Clint: Because you’re good.
Kate: Cap is good. Spider-man is good. Why me?
Clint: You’re smart.
Kate: So’s Iron Man. So’s—everyone at your day-job. Why me?
Clint: You’re rich?
Kate: So are you now. Why—
Clint: —because I don’t want to sleep with you?
Kate: Well good. You’re old enough to know… how creepy that would be. …does this mean you want to sleep with Spider-man?
Clint: No, —I— because that screws it up. It always screws it up. I always screw it up and… and… Katie I look at you and I think you’re a lot like me. There are—I have these things I have to do. Yeah? Not want but have. Y’know? I can do them alone but I bet whatever it is that’s in me is maybe in you and…
So here’s a page that everyone has been talking about since this issue came out. Artistically, it’s pretty fascinating—twenty-four panels and it doesn’t seem crowded. Kate and Clint’s facial expressions as they have talk give a lot of read on the tone of the conversation, but of course the art is only half the story. The words have gotten more a varied reaction than the panels, and one line in particular. And while Clint’s question of “—because I don’t want to sleep with you?” is worthy of the myriad of responses I’ve seen, it’s also a shame that it’s the only one getting them. Because the meat of this conversation comes after that questionable question.
Basically, two things are happening here—Kate is asking a question, and Clint is trying to dodge it. His responses, that Kate is smart and good and rich, are nothing she hasn’t heard before. And my personal read on the “I don’t want to sleep with you line” is much the same—Clint is dodging, trying to be cute, and essentially attempting to cover up the truth of what he’s really thinking. But he doesn’t succeed.
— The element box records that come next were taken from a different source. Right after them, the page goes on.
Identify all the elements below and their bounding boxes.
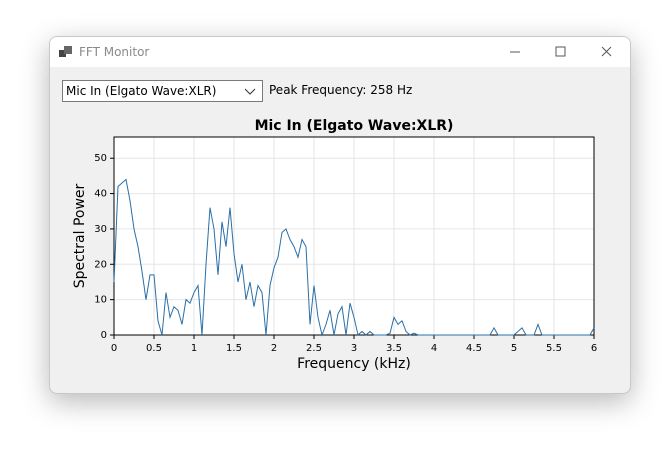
x-tick-label: 2 [271,343,277,354]
x-tick-label: 4.5 [466,343,482,354]
peak-label: Peak Frequency: 258 Hz [269,83,413,97]
y-tick-label: 40 [94,189,107,200]
x-axis-label: Frequency (kHz) [297,356,411,372]
x-tick-label: 1.5 [226,343,242,354]
x-tick-label: 5.5 [546,343,562,354]
x-tick-label: 4 [431,343,437,354]
device-combo[interactable]: Mic In (Elgato Wave:XLR) [62,80,263,102]
x-tick-label: 3.5 [386,343,402,354]
x-tick-label: 0.5 [146,343,162,354]
title-bar: FFT Monitor [50,37,630,67]
window-buttons[interactable] [490,37,630,67]
x-tick-label: 2.5 [306,343,322,354]
x-tick-label: 0 [111,343,117,354]
x-tick-label: 1 [191,343,197,354]
combo-text: Mic In (Elgato Wave:XLR) [66,84,217,98]
x-tick-label: 5 [511,343,517,354]
y-axis-label: Spectral Power [72,183,88,288]
y-tick-label: 0 [101,330,107,341]
maximize[interactable] [555,46,566,57]
chart-title: Mic In (Elgato Wave:XLR) [255,118,454,134]
x-tick-label: 3 [351,343,357,354]
plot-frame [113,136,595,336]
combo-arrow [244,88,256,95]
close[interactable] [601,46,612,57]
y-tick-label: 30 [94,224,107,235]
y-tick-label: 50 [94,153,107,164]
app-icon [59,46,72,57]
window-title: FFT Monitor [79,45,150,59]
x-tick-label: 6 [591,343,597,354]
y-tick-label: 20 [94,259,107,270]
y-tick-label: 10 [94,295,107,306]
spectrum-line [113,178,595,337]
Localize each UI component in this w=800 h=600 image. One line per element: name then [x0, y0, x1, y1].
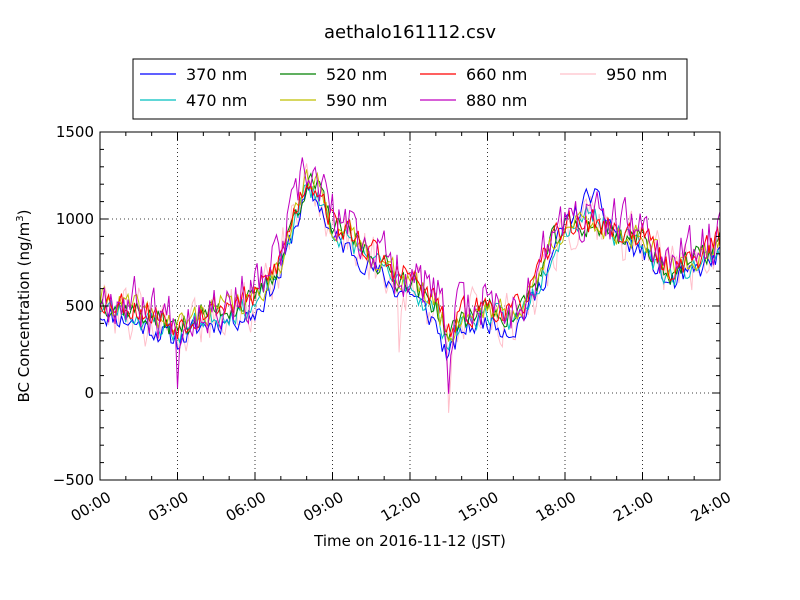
legend-label: 660 nm [466, 65, 527, 84]
series-layer [100, 157, 720, 413]
chart-title: aethalo161112.csv [324, 22, 496, 43]
legend-label: 590 nm [326, 91, 387, 110]
x-tick-label: 06:00 [223, 488, 269, 525]
x-tick-label: 09:00 [300, 488, 346, 525]
y-tick-label: 500 [65, 297, 94, 315]
legend-label: 950 nm [606, 65, 667, 84]
legend-label: 370 nm [186, 65, 247, 84]
x-tick-label: 15:00 [455, 488, 501, 525]
y-tick-labels: −500 0 500 1000 1500 [53, 123, 94, 489]
x-axis-label: Time on 2016-11-12 (JST) [313, 532, 506, 550]
legend-box [132, 58, 688, 120]
legend: 370 nm 470 nm 520 nm 590 nm 660 nm 880 nm 950 … [132, 58, 688, 120]
y-tick-label: 0 [84, 384, 94, 402]
series-line-880-nm [100, 157, 720, 394]
x-tick-labels: 00:00 03:00 06:00 09:00 12:00 15:00 18:00 21:00… [68, 488, 734, 525]
x-tick-label: 12:00 [378, 488, 424, 525]
grid-lines [100, 132, 720, 480]
legend-label: 880 nm [466, 91, 527, 110]
x-tick-label: 24:00 [688, 488, 734, 525]
x-tick-label: 21:00 [610, 488, 656, 525]
y-axis-label-end: ) [15, 210, 33, 216]
series-line-590-nm [100, 169, 720, 344]
y-tick-label: 1500 [56, 123, 94, 141]
y-axis-label-sup: 3 [15, 215, 26, 221]
x-tick-label: 03:00 [145, 488, 191, 525]
x-tick-label: 18:00 [533, 488, 579, 525]
legend-label: 470 nm [186, 91, 247, 110]
y-axis-label-main: BC Concentration (ng/m [15, 222, 33, 403]
y-tick-label: −500 [53, 471, 94, 489]
y-axis-label: BC Concentration (ng/m3) [15, 210, 33, 403]
x-tick-label: 00:00 [68, 488, 114, 525]
y-tick-label: 1000 [56, 210, 94, 228]
axis-ticks [99, 131, 721, 481]
legend-label: 520 nm [326, 65, 387, 84]
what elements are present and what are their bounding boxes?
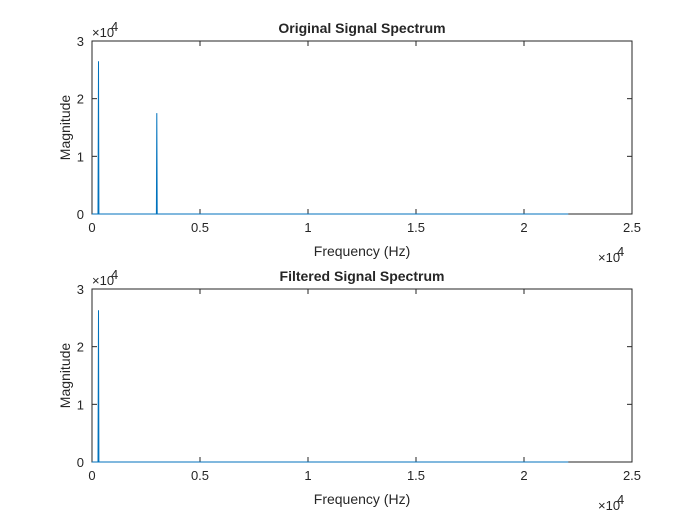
x-tick-label: 0.5 bbox=[191, 468, 209, 483]
y-tick-label: 1 bbox=[77, 397, 84, 412]
x-tick-label: 0 bbox=[88, 468, 95, 483]
y-tick-label: 3 bbox=[77, 282, 84, 297]
y-axis-label: Magnitude bbox=[57, 95, 73, 161]
x-tick-label: 1 bbox=[304, 220, 311, 235]
axes-box bbox=[91, 288, 633, 463]
x-tick-label: 2.5 bbox=[623, 468, 641, 483]
x-tick-label: 1.5 bbox=[407, 220, 425, 235]
chart-title: Filtered Signal Spectrum bbox=[280, 268, 445, 284]
y-tick-label: 2 bbox=[77, 92, 84, 107]
y-tick-label: 0 bbox=[77, 207, 84, 222]
x-exponent-power: 4 bbox=[617, 244, 624, 259]
y-tick-label: 0 bbox=[77, 455, 84, 470]
x-tick-label: 0.5 bbox=[191, 220, 209, 235]
y-exponent-base: ×10 bbox=[92, 25, 114, 40]
axes-box bbox=[91, 40, 633, 215]
x-tick-label: 1.5 bbox=[407, 468, 425, 483]
x-axis-label: Frequency (Hz) bbox=[314, 491, 410, 507]
x-tick-label: 0 bbox=[88, 220, 95, 235]
x-exponent-power: 4 bbox=[617, 492, 624, 507]
x-tick-label: 2.5 bbox=[623, 220, 641, 235]
x-tick-label: 1 bbox=[304, 468, 311, 483]
x-tick-label: 2 bbox=[520, 468, 527, 483]
x-tick-label: 2 bbox=[520, 220, 527, 235]
x-exponent-base: ×10 bbox=[598, 498, 620, 513]
y-exponent-power: 4 bbox=[111, 19, 118, 34]
y-tick-label: 1 bbox=[77, 149, 84, 164]
x-axis-label: Frequency (Hz) bbox=[314, 243, 410, 259]
y-tick-label: 2 bbox=[77, 340, 84, 355]
y-tick-label: 3 bbox=[77, 34, 84, 49]
chart-title: Original Signal Spectrum bbox=[278, 20, 445, 36]
y-exponent-power: 4 bbox=[111, 267, 118, 282]
spectrum-trace bbox=[92, 310, 569, 463]
x-exponent-base: ×10 bbox=[598, 250, 620, 265]
y-axis-label: Magnitude bbox=[57, 343, 73, 409]
spectrum-trace bbox=[92, 61, 569, 215]
y-exponent-base: ×10 bbox=[92, 273, 114, 288]
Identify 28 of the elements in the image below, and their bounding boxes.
I’ve said before on this blog that self-aware Clint is my favorite, but that he can’t that way too often or the effect is gone. So the first part of this conversation is Clint not being self-aware or pensive—it’s him avoiding that. But when the conversation—and paneling—break to just him, that’s when we know we’ve hit introspection. That’s when we know we’re seeing character. The fact that he’s looking down, at that point, and that we can’t see most of his face, is very telling.
He always screws things up. That isn’t necessarily always true, but it’s what Clint thinks of himself in this moment. It’s a distinct departure from how the last Hawkeye ongoing series began—in Jim McCann’s Hawkeye and Mockingbird, Clint was on top of the world. He had back his codename, his wife, and the Avengers, and things were going to be great. He had it all, and it slowly slipped through his fingers. His relationship with Bobbi fell apart, terrible horrible crossover events happened and Avengers died, and he’s been remodeled into new form Hawkeye, with purple shades and black t-shirts. Not everything that happened to him was bad, and he didn’t mess up that often. But he can no longer look at his life and think that things are as they were, golden and perfect. The promise of the Heroic Age proved false, essentially.
Does he always screw it up by sleeping with someone? I don’t know how true that statement is. But I can see why Clint might think it, through his limited perspective. Fraction’s Hawkeye, here and in the first issue, is a man who seems, startlingly, alone. He has a girlfriend and more than one team and more than one best friend—but he isn’t calling on any of them, here. They are notably absent from this series thus far. The person he does call on, who he asks for help with this very personal project, is Kate.
And he’s telling us why. Because she’s like him, and he feels as though they have similar motivations. Kate went through a lot recently, too. Her best friend died in front of her, her team fell apart. She, like Cint, saw herself as failing, even if what happened wasn’t entirely her fault. The things that make the two of them Hawkeye aren’t just their skills with bows and arrows—they are their resilience and stubborn attitudes, their humanity and screw ups.
And personally, I think that’s the meat of this conversation and this issue. Clint is looking for a kindred spirit, not in a romantic or even friendly way, really. He doesn’t want someone to hang out with. He wants someone who is made of the same stuff he is, who can stand to gain by doing good for the sake of doing good.
So, two take away points, here: one, I am in no way capable of being concise. And two, Clint never spoke to whether he’d sleep with Cap, Spider-man, and Iron Man, or not.